About the course
A sound data engineering approach is the baseline by which all other data initiatives depend. Moving data through ETLs/ELTs into data warehouses that represent data in a way that is serviceable to the data goals of the organization is a critical, ongoing process to any data-driven organization. However, ETLs are filled with risks to data integrity, quality, and provenance and must be approached with best practices in mind.
This course will provide an overview of data engineering approaches and their trade offs in building different types of data warehouses. Tools for batch or stream data processing will be introduced.

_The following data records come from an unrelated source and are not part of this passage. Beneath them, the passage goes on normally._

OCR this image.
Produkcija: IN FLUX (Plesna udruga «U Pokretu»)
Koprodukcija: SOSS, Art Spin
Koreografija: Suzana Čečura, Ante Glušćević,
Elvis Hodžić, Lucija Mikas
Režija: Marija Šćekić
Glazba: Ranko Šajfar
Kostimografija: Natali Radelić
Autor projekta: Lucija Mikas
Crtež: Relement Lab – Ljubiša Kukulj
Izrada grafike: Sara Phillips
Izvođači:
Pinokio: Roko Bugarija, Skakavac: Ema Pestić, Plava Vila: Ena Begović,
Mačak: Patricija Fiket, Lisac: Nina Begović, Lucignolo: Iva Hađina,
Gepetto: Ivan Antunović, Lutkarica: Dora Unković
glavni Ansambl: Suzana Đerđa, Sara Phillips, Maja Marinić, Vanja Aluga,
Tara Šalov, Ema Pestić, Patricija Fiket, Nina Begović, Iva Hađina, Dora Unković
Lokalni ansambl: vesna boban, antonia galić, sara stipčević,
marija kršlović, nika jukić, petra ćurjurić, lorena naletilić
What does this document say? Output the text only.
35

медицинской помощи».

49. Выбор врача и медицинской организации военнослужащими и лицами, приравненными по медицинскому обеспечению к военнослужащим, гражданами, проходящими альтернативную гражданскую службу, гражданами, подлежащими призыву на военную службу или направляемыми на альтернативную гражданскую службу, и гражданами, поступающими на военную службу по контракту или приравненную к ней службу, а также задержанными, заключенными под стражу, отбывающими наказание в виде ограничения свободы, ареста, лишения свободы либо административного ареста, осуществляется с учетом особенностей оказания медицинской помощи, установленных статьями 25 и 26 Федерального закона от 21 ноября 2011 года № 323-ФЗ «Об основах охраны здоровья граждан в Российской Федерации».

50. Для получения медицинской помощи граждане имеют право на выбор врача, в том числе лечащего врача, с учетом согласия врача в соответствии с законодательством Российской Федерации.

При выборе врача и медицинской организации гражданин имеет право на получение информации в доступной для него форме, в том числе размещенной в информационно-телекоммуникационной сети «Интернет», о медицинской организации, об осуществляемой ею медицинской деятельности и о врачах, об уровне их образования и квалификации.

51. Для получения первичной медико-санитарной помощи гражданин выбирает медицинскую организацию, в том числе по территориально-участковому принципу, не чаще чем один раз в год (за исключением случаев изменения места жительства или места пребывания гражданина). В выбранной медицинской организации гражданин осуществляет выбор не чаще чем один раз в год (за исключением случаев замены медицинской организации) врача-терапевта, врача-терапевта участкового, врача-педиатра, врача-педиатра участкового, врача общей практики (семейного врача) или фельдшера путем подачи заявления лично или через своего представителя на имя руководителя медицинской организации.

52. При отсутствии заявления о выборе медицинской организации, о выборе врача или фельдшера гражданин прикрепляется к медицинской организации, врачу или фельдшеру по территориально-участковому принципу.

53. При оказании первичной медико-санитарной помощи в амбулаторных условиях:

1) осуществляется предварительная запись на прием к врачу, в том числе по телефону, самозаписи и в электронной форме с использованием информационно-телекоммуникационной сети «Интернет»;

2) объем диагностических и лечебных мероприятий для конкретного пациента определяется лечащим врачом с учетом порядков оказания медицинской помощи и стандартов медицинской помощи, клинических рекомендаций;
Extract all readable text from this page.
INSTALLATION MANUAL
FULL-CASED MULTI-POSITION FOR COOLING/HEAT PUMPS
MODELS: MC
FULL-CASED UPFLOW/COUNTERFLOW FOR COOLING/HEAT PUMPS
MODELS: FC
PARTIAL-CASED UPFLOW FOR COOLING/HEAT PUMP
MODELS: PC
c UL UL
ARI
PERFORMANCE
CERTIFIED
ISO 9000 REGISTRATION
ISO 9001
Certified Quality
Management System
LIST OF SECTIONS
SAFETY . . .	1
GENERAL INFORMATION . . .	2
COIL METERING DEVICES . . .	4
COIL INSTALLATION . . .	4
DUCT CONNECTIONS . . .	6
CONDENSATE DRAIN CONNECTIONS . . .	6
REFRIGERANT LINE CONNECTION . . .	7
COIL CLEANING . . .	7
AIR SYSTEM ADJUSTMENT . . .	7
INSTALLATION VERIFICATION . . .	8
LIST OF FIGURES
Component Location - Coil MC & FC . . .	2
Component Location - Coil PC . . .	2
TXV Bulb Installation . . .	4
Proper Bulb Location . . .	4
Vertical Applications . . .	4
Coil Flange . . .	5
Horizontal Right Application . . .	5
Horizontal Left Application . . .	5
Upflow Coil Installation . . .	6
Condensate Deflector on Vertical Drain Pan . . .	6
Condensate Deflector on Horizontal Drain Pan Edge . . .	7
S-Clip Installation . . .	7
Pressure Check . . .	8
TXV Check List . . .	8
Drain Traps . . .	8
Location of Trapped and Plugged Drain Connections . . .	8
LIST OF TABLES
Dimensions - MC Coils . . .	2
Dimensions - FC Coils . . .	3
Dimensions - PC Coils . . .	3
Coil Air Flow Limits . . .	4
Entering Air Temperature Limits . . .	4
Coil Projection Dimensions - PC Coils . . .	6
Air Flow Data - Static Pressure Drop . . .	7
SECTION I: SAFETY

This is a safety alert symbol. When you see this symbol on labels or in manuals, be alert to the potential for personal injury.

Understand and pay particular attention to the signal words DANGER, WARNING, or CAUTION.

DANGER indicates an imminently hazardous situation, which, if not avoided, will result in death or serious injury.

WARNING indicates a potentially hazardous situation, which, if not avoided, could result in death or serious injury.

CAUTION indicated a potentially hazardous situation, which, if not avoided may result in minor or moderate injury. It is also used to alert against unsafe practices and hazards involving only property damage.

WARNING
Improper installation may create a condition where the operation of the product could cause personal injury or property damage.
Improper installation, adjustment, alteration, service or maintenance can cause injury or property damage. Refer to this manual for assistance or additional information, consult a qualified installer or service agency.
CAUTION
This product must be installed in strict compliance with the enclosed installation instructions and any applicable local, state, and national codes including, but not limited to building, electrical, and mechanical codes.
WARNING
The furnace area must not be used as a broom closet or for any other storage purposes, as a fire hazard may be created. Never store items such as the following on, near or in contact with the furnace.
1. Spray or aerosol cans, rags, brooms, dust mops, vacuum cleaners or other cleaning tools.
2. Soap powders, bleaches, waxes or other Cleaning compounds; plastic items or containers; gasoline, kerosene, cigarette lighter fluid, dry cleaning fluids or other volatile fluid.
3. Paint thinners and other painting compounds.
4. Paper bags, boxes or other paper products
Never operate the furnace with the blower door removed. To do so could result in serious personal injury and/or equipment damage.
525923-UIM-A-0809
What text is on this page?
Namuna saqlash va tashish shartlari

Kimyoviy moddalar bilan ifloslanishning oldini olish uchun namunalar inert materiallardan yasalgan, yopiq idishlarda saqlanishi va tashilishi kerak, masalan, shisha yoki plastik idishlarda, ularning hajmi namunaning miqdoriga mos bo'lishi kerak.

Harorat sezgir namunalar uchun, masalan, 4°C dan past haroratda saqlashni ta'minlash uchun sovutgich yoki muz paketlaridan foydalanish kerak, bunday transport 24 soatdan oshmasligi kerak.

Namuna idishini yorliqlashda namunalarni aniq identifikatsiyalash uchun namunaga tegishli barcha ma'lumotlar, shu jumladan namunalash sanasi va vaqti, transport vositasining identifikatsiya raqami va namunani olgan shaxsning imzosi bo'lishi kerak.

Common issues related to reliability, robustness, data loss, and data provenance will be explored.
This course is part of the Data Engineering track of the Advanced Data Science Certificate.
Upon successful completion of the course, students will be able to:
Understand the different approaches to data warehousing across varying sized organizations.
Structure and organize data engineering initiatives.
Compose data pipelines that integrate a wide range of data tools including Python scheduling libraries or services, distributed processing systems, and multiple data stores.
Articulate the issues related to data lineage and provenance and evaluate workflow options that preserve them.
Design unit and end-to-end automated tests for data pipelines
Understand anomaly detection and alerting techniques to reinforce robust data pipelines.
Laura is a data and software engineer at Industry Dive, a B2B media company, where she implements and operates full-stack solutions with both the web and data teams using primarily Python tools and frameworks such as Django, Flask, pandas, and scikit-learn. She also contributes to open source pro...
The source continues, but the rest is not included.